Через две минуты, опять «ДБК242»: Сегодня кто-то сильно озверел.
«Ураган Джейн» предположила, что «ДБК242» было бы самое место в нацистской Германии, поскольку власть Гитлера также покоилась на слухах и инсинуациях. (Рима удивилась лишь одному: тому, что до Гитлера дошло так нескоро. По своему опыту общения в Интернете она знала, что это происходит всего за несколько минут. Закон Годвина.[60])
«Лиллойс» меж тем сожалел о смерти Оливера — по его словам, пара детективов, брат и сестра, была бы очень интересным вариантом, а в умелых руках — просто бесценным. Непонятно, правда, что он имел в виду — книгу или телесериал. Рима не была уверена, что все это серьезно, однако некоторые собеседники «Лиллойса» считали именно так. Другие им возражали. Всплыли имена Джейка и Мэгги Джилленхал. Здорово было бы, если бы брат и сестра сыграли Лэнсиллов,[61] утверждал кто-то: крутейший постмодерн!
Последнее сообщение поступило днем раньше в 3.17 от «Калифорнийки». Может, это был и не «Ледяной город», допускала она, но все равно ей очень нравится Рима в той книге.

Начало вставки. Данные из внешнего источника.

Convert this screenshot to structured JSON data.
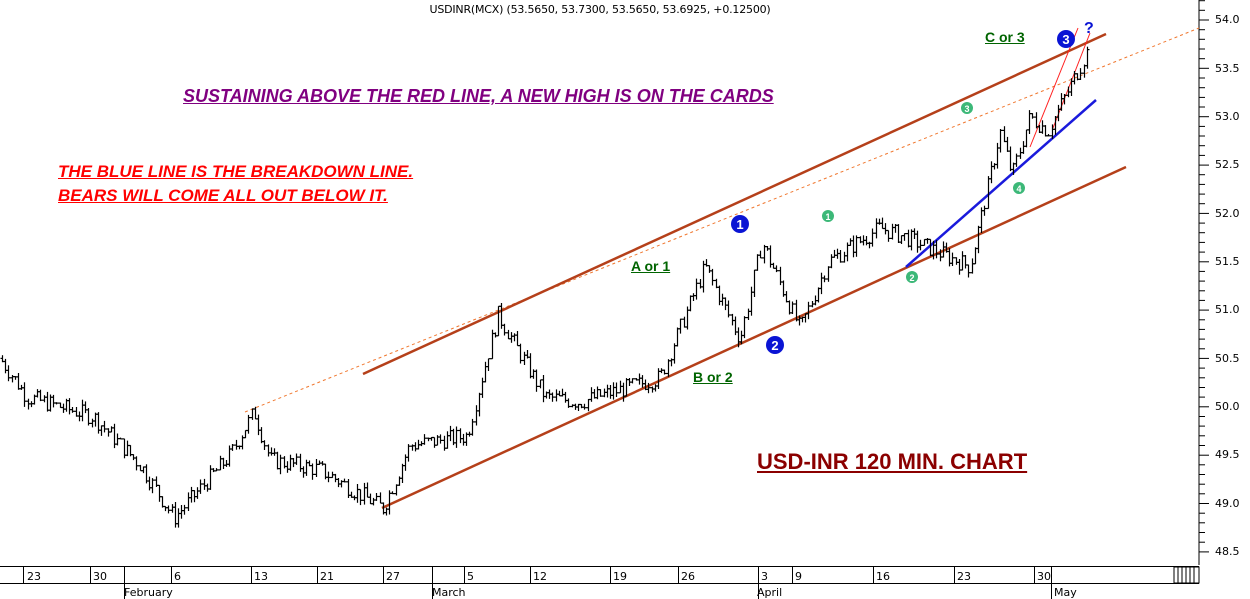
{
  "header": {
    "title": "USDINR(MCX) (53.5650, 53.7300, 53.5650, 53.6925, +0.12500)"
  },
  "annotations": {
    "purple": "SUSTAINING ABOVE THE RED LINE, A NEW HIGH IS ON THE CARDS",
    "red_line1": "THE BLUE LINE IS THE BREAKDOWN LINE.",
    "red_line2": "BEARS WILL COME ALL OUT BELOW IT.",
    "chart_caption": "USD-INR 120 MIN. CHART"
  },
  "wave_labels": {
    "a_or_1": "A or 1",
    "b_or_2": "B or 2",
    "c_or_3": "C or 3",
    "question": "?"
  },
  "wave_markers": {
    "major_1": "1",
    "major_2": "2",
    "major_3": "3",
    "minor_1": "1",
    "minor_2": "2",
    "minor_3": "3",
    "minor_4": "4"
  },
  "colors": {
    "channel": "#b5401a",
    "channel_dashed": "#f07830",
    "breakdown_line": "#1a1adc",
    "wedge": "#ff2020",
    "major_marker": "#0a14d4",
    "minor_marker": "#3cb878",
    "wave_label": "#006400",
    "purple_text": "#800080",
    "red_text": "#ff0000",
    "caption": "#8b0000"
  },
  "chart_data": {
    "type": "bar",
    "subtype": "ohlc",
    "title": "USDINR(MCX) (53.5650, 53.7300, 53.5650, 53.6925, +0.12500)",
    "caption": "USD-INR 120 MIN. CHART",
    "symbol": "USDINR(MCX)",
    "last_bar": {
      "open": 53.565,
      "high": 53.73,
      "low": 53.565,
      "close": 53.6925,
      "change": 0.125
    },
    "xlabel": "",
    "ylabel": "",
    "ylim": [
      48.3,
      54.2
    ],
    "y_ticks": [
      "54.0",
      "53.5",
      "53.0",
      "52.5",
      "52.0",
      "51.5",
      "51.0",
      "50.5",
      "50.0",
      "49.5",
      "49.0",
      "48.5"
    ],
    "x_ticks": [
      "23",
      "30",
      "6",
      "13",
      "21",
      "27",
      "5",
      "12",
      "19",
      "26",
      "3",
      "9",
      "16",
      "23",
      "30"
    ],
    "x_months": [
      "February",
      "March",
      "April",
      "May"
    ],
    "grid": false,
    "approx_price_path": [
      {
        "date": "Jan 20",
        "price": 50.5
      },
      {
        "date": "Jan 23",
        "price": 50.1
      },
      {
        "date": "Jan 30",
        "price": 49.9
      },
      {
        "date": "Feb 2",
        "price": 49.4
      },
      {
        "date": "Feb 6",
        "price": 48.85
      },
      {
        "date": "Feb 10",
        "price": 49.5
      },
      {
        "date": "Feb 13",
        "price": 49.95
      },
      {
        "date": "Feb 15",
        "price": 49.45
      },
      {
        "date": "Feb 21",
        "price": 49.35
      },
      {
        "date": "Feb 27",
        "price": 48.95
      },
      {
        "date": "Mar 1",
        "price": 49.6
      },
      {
        "date": "Mar 5",
        "price": 49.7
      },
      {
        "date": "Mar 9",
        "price": 50.95
      },
      {
        "date": "Mar 12",
        "price": 50.1
      },
      {
        "date": "Mar 16",
        "price": 50.05
      },
      {
        "date": "Mar 20",
        "price": 50.3
      },
      {
        "date": "Mar 26",
        "price": 51.45
      },
      {
        "date": "Mar 28",
        "price": 50.7
      },
      {
        "date": "Apr 1",
        "price": 51.7
      },
      {
        "date": "Apr 3",
        "price": 50.8
      },
      {
        "date": "Apr 6",
        "price": 51.5
      },
      {
        "date": "Apr 11",
        "price": 51.85
      },
      {
        "date": "Apr 16",
        "price": 51.75
      },
      {
        "date": "Apr 18",
        "price": 51.45
      },
      {
        "date": "Apr 23",
        "price": 52.85
      },
      {
        "date": "Apr 26",
        "price": 52.4
      },
      {
        "date": "Apr 28",
        "price": 53.0
      },
      {
        "date": "Apr 30",
        "price": 52.85
      },
      {
        "date": "May 2",
        "price": 53.69
      }
    ],
    "overlays": [
      {
        "name": "upper channel (red line)",
        "style": "solid",
        "color": "#b5401a",
        "from": {
          "date": "Feb 27",
          "price": 50.35
        },
        "to": {
          "date": "May 3",
          "price": 53.85
        }
      },
      {
        "name": "lower channel",
        "style": "solid",
        "color": "#b5401a",
        "from": {
          "date": "Feb 27",
          "price": 48.95
        },
        "to": {
          "date": "May 10",
          "price": 52.5
        }
      },
      {
        "name": "upper channel extension",
        "style": "dashed",
        "color": "#f07830",
        "from": {
          "date": "Feb 13",
          "price": 49.95
        },
        "to": {
          "date": "May 20",
          "price": 53.9
        }
      },
      {
        "name": "breakdown line (blue)",
        "style": "solid",
        "color": "#1a1adc",
        "from": {
          "date": "Apr 18",
          "price": 51.45
        },
        "to": {
          "date": "May 12",
          "price": 53.8
        }
      },
      {
        "name": "rising wedge",
        "style": "thin",
        "color": "#ff2020"
      }
    ],
    "wave_annotations": [
      {
        "label": "A or 1",
        "near_price": 51.5
      },
      {
        "label": "B or 2",
        "near_price": 50.3
      },
      {
        "label": "C or 3",
        "near_price": 53.8
      },
      {
        "marker": "1",
        "kind": "major",
        "near_price": 51.9
      },
      {
        "marker": "2",
        "kind": "major",
        "near_price": 50.65
      },
      {
        "marker": "3",
        "kind": "major",
        "near_price": 53.7
      },
      {
        "marker": "?",
        "kind": "major",
        "near_price": 53.9
      },
      {
        "marker": "1",
        "kind": "minor",
        "near_price": 51.9
      },
      {
        "marker": "2",
        "kind": "minor",
        "near_price": 51.35
      },
      {
        "marker": "3",
        "kind": "minor",
        "near_price": 53.05
      },
      {
        "marker": "4",
        "kind": "minor",
        "near_price": 52.25
      }
    ]
  }
}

(2)Воображаемые приключения Римы так утомили ее, что она решила пойти к себе и поспать. Но обнаружилось, что постельное белье с ее кровати снято. Рима была сбита с толку, сконфужена и рассержена одновременно. Не надо было пачкать простыни, вываливая на них письма: у Тильды и так хватало домашних хлопот. С другой стороны, кто просил Тильду делать это? Рима могла и сама перестелить постель и даже собиралась сделать это в первую же свободную минуту.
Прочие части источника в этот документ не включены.